Brent crude LCOc1 fell 13 cents to settle at $58.16 a barrel and was down about 4% on the week.
U.S. West Texas Intermediate (WTI) CLc1 fell 58 cents to end the session at $51.56 a barrel, down 4.8% on the week. During the session, prices sank to as low as $50.97 a barrel, the lowest since early August.
Both benchmarks had risen more than $1 a barrel early in the session.
Global equity markets were poised for their first monthly loss since August and Wall Street’s main averages tumbled more than 1% on Friday, as mixed corporate earnings added to worries over the impact of the coronavirus.
Disruptions in supply chains and travel curbs prompted economists to temper growth expectations for China, the world’s second-largest economy.
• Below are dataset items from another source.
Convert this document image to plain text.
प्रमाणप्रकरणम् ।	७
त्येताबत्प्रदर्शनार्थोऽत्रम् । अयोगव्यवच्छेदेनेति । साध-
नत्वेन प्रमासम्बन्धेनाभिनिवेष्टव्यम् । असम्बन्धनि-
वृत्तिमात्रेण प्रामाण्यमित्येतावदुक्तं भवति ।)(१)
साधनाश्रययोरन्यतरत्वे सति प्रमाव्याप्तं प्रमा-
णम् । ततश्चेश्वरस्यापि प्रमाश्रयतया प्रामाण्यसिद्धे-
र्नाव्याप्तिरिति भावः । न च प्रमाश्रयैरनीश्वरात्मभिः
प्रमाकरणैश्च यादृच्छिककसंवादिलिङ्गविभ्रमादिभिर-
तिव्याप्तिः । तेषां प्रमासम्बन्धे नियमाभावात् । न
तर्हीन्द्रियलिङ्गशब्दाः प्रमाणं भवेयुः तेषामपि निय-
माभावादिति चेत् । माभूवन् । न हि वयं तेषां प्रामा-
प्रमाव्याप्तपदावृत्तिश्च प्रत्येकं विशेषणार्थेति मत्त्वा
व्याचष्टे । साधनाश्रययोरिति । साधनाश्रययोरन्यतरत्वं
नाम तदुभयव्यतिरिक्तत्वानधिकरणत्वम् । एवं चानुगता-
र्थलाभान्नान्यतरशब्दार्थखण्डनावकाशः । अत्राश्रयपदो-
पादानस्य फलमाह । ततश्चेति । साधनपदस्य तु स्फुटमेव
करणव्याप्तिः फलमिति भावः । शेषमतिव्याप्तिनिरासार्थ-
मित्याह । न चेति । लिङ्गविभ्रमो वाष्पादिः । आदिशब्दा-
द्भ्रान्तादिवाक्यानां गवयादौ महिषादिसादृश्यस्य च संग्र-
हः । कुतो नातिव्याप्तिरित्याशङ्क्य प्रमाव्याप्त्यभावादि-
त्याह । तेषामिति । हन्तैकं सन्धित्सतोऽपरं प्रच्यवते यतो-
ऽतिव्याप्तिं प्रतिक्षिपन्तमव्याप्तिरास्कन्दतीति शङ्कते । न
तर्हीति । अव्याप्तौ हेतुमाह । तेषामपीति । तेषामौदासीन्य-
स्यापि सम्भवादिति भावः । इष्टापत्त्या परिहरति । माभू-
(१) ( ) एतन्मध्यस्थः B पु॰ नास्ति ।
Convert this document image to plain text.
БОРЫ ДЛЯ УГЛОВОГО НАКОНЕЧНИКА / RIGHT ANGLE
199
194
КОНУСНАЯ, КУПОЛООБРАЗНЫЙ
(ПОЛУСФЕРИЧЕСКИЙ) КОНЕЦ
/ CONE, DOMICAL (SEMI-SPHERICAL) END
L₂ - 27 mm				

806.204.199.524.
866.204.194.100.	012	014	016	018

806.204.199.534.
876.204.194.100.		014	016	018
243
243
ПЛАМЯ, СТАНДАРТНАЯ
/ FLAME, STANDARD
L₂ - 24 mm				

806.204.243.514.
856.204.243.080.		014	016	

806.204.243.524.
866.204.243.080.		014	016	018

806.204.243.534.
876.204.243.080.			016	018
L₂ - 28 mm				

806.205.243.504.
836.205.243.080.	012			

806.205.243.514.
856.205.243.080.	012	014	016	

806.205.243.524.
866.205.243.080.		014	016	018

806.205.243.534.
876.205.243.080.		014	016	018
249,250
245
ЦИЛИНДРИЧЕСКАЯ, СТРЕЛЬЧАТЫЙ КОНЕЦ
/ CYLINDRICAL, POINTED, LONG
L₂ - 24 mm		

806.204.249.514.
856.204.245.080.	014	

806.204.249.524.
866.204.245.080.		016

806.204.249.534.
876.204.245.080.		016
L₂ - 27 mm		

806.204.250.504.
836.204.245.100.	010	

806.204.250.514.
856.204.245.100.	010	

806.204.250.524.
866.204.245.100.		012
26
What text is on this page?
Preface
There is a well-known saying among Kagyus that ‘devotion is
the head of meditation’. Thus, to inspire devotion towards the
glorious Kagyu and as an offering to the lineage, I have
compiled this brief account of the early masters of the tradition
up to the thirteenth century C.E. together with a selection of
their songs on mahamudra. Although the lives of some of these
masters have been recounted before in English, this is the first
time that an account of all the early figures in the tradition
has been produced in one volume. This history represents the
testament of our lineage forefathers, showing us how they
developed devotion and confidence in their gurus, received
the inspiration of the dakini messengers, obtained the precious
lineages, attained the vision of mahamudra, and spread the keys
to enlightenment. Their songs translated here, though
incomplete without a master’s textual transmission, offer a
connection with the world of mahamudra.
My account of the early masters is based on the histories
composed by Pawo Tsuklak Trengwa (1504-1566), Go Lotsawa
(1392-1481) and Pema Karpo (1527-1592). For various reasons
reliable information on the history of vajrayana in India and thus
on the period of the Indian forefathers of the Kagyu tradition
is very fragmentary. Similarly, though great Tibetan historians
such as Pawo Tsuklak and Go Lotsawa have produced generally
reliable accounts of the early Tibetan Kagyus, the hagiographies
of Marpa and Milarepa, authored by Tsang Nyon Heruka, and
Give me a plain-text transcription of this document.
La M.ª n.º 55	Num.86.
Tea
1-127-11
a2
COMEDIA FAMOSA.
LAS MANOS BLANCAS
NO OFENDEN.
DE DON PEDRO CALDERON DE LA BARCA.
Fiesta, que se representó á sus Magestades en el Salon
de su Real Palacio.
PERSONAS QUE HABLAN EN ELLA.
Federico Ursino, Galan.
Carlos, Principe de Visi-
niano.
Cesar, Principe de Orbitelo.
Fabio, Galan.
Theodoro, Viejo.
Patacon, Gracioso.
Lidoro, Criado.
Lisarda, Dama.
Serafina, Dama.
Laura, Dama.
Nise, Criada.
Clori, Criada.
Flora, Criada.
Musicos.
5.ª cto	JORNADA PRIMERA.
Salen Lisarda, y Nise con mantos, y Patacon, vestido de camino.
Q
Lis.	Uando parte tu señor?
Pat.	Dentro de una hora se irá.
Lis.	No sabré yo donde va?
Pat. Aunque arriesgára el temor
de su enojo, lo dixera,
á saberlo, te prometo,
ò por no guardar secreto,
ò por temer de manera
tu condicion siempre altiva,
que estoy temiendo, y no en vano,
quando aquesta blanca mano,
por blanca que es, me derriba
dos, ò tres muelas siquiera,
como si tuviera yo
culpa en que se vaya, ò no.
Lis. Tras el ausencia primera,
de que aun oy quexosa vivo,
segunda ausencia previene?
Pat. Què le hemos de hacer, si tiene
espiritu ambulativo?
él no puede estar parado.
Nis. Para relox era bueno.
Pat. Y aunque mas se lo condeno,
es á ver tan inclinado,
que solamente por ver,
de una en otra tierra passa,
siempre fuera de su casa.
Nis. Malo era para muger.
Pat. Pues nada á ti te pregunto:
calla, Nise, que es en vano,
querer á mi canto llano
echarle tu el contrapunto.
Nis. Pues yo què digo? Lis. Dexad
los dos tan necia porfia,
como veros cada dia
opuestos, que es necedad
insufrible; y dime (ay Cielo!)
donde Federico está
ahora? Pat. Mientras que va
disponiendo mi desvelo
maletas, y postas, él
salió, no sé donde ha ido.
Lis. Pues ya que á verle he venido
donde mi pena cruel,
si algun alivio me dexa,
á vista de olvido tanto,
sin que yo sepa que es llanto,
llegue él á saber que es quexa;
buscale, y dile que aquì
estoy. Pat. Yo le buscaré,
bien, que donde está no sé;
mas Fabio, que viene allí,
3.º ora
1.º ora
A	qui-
Goldman Sachs said the outbreak was likely to shave 0.4 percentage point from China’s economic growth in 2020 and could also drag the U.S. economy lower.
The outbreak could cut China’s oil demand by more than 250,000 barrels per day (bpd) in the first quarter, analysts said.
“It seems almost certain that the coronavirus will curb Chinese economic growth and commodities demand this quarter,” Capital Economics analysts said in a note.
“Should the coronavirus have a comparable effect as SARS, it could reduce China’s oil demand by roughly 400,000 barrels per day.”
(Graphic: China oil demand year-on-year change, here)
Many companies in China planned to return to work on Friday after a week-long celebration of the Lunar New Year holiday, but authorities ordered businesses in many areas to stay shut longer to contain the disease.
Growth in China’s factory activity faltered in January. The Purchasing Managers’ Index (PMI) fell to 50.0 from 50.2 in December, China’s National Bureau of Statistics (NBS) said. The 50-point mark separates growth from contraction.
A Reuters poll on Friday indicated oil prices should remain supported near current levels this year as political risks and OPEC-led output curbs offset growing supply.
The poll of 50 economists and analysts was conducted mainly before the coronavirus outbreak.
(Graphic: Average 2020 Brent and WTI forecasts, here)
OPEC oil output plunged in January to a multi-year low as top exporter Saudi Arabia and other Gulf members overdelivered on a new production-limiting accord and Libyan supply dropped due to a blockade of ports and oilfields, a Reuters survey found.
Still, global supplies remain abundant. U.S. crude production climbed 203,000 bpd to a record 12.9 million bpd in November, the U.S. Energy Information Administration said in a monthly report.